Yeah, so I'm taking a leaf out of Mel's book...

Sep 16, 2009 23:11

yeesh, I never post on LJ anymore, either. I keep intending to. Sort of the way I keep intending to post to my (terrible) French blog thing at lang-8, only worse.

This year is so weird... I really like all my classes, and that's a good start. There are kids in so many of them, though, who I haven't had class with in years. It's bizarre, cuz I'm sort of like, "oh, we used to be friendly," but also, "wow, I haven't seen you in ages," and, "you're a really cool kid. It's too bad we're not actually going to be friends."

And I don't have a group anymore. Instead of being in the middle of one of those crazy-looking friendship/family trees that connects in 80 000 places, I feel like I'm at the center of an asterisk. * only I think I have more than five friends. *shrug* However, as I observed to my sister this morning (not that she cared at all), I am SOOOO glad I'm eating in the cafeteria/senior lounge this year. Besides the fact that I always have homework to do at lunch, I definitely overdosed on the loading dock last year. Grr, I don't know. I feel like last year messed up some stuff. I used to like the loading dock. And Mr. White's room. Eh, Mr. White's room isn't so bad, actually. It's like a party in there 4/5* :D

I wish somebody had told me that August/September was National Be Bitchy to People season. It's getting old. Just because you are not mature enough to end a relationship well does not mean I want to hear about how much you hate the other person/people. End.of.story.

Plus I'm really not that into church anymore. I'm hoping the small group thing will be a good deal. I was pretty skeptical at first, but I'm willing to give it a shot. I also kind of want to see if I would be better off at a different church (I even have a couple in mind), but I have NO idea how to suggest that to my parents. I think maybe I just have to wait it out and sort out my life at college next year, but I don't know. Ugh. I've been skipping Sunday School to sit in the library and read. They are religion-related books, so it's not a big deal, anyone who cares. And I've been trying to reflect on stuff in my journal, but it doesn't always work... I just really don't get anything out of church. Blahhhhhhhhh. I definitely need to belong to a really tiny church when I get older. Or maybe not tiny, but not huge. Cuz huge churches just get obsessed with their hugeness and it all falls apart. And I'm never working for the church either, or I might kill someone.
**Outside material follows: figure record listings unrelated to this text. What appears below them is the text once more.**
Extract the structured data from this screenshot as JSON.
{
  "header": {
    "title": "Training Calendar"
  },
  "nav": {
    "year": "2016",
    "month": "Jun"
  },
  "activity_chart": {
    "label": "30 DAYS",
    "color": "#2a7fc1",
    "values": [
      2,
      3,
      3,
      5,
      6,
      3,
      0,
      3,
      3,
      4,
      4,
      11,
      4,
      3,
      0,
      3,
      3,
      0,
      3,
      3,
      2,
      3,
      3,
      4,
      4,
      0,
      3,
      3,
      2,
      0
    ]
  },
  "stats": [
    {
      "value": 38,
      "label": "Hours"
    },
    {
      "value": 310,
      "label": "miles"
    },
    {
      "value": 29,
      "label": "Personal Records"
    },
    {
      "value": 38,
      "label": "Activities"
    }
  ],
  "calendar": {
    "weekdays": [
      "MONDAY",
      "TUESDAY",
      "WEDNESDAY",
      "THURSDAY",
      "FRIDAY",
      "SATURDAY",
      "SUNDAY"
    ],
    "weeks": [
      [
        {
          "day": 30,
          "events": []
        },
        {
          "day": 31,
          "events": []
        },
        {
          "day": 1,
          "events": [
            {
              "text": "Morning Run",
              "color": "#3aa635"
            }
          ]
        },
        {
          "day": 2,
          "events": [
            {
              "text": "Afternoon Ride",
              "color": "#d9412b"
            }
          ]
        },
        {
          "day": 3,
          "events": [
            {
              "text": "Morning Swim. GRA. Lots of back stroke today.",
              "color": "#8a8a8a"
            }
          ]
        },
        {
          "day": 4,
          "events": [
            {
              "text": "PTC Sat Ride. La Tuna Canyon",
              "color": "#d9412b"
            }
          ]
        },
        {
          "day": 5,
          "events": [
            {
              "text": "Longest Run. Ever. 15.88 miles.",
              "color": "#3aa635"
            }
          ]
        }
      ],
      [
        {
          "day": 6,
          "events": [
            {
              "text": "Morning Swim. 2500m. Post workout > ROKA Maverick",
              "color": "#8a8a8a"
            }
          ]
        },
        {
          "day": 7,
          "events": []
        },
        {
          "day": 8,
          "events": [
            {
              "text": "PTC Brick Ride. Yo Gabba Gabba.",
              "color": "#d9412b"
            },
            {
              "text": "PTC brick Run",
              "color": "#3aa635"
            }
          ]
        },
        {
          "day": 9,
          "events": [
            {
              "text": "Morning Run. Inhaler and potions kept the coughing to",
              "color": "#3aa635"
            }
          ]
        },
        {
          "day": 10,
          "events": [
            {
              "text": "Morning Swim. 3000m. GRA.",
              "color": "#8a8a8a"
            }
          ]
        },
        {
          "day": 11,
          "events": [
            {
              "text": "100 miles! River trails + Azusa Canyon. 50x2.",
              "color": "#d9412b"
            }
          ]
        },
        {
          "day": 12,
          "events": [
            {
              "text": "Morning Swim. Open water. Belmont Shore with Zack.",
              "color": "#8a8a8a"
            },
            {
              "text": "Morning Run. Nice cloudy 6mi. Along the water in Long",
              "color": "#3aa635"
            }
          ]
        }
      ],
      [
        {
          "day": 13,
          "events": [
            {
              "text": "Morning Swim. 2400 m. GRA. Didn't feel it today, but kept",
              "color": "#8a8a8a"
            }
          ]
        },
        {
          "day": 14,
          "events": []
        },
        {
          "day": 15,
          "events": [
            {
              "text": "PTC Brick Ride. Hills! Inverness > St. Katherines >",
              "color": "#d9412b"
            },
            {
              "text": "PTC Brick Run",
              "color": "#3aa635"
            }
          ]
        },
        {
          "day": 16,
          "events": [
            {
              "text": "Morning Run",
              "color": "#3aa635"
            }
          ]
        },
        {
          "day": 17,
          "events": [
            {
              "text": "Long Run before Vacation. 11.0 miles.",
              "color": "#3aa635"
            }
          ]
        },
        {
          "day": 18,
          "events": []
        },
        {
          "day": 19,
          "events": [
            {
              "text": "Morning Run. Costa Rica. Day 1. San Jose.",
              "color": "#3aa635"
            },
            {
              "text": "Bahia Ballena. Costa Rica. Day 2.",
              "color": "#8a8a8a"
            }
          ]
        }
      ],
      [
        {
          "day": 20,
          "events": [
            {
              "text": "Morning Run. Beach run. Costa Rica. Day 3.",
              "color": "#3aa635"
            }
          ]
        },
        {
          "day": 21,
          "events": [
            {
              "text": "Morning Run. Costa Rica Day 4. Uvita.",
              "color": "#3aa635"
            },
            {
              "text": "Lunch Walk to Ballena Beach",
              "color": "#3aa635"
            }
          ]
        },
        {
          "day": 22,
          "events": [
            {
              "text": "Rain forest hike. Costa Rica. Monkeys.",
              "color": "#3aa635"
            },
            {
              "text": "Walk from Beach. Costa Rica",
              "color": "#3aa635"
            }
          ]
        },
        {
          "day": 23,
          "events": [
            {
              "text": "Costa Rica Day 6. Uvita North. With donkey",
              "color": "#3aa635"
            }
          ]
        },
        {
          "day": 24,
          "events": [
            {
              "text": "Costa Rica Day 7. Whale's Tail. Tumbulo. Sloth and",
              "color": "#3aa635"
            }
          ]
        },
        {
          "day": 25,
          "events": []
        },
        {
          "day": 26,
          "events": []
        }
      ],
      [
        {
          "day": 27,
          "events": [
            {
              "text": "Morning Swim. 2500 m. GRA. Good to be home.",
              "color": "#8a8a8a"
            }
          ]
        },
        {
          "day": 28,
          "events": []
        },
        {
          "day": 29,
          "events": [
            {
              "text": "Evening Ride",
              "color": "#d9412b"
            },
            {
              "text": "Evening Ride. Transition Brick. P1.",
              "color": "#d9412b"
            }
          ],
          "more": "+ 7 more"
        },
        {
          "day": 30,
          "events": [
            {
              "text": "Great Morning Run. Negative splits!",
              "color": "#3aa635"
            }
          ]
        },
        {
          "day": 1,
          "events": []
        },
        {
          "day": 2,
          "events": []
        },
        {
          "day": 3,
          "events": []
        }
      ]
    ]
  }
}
*sigh* I'm so excited for college. I hope my parents don't see it as, "I hate living here and can't wait to get out." I mean...that's not really it, I'm just getting frustrated with my lack of opportunity and freedom to study what i want and schedule my life how i want. And not deal with overly hormonal siblings (two more reasons I might kill someone).

Ok, now I think I do have to go to bed. Yay for night football game this week! Who knows when we'll get back tomorrow night.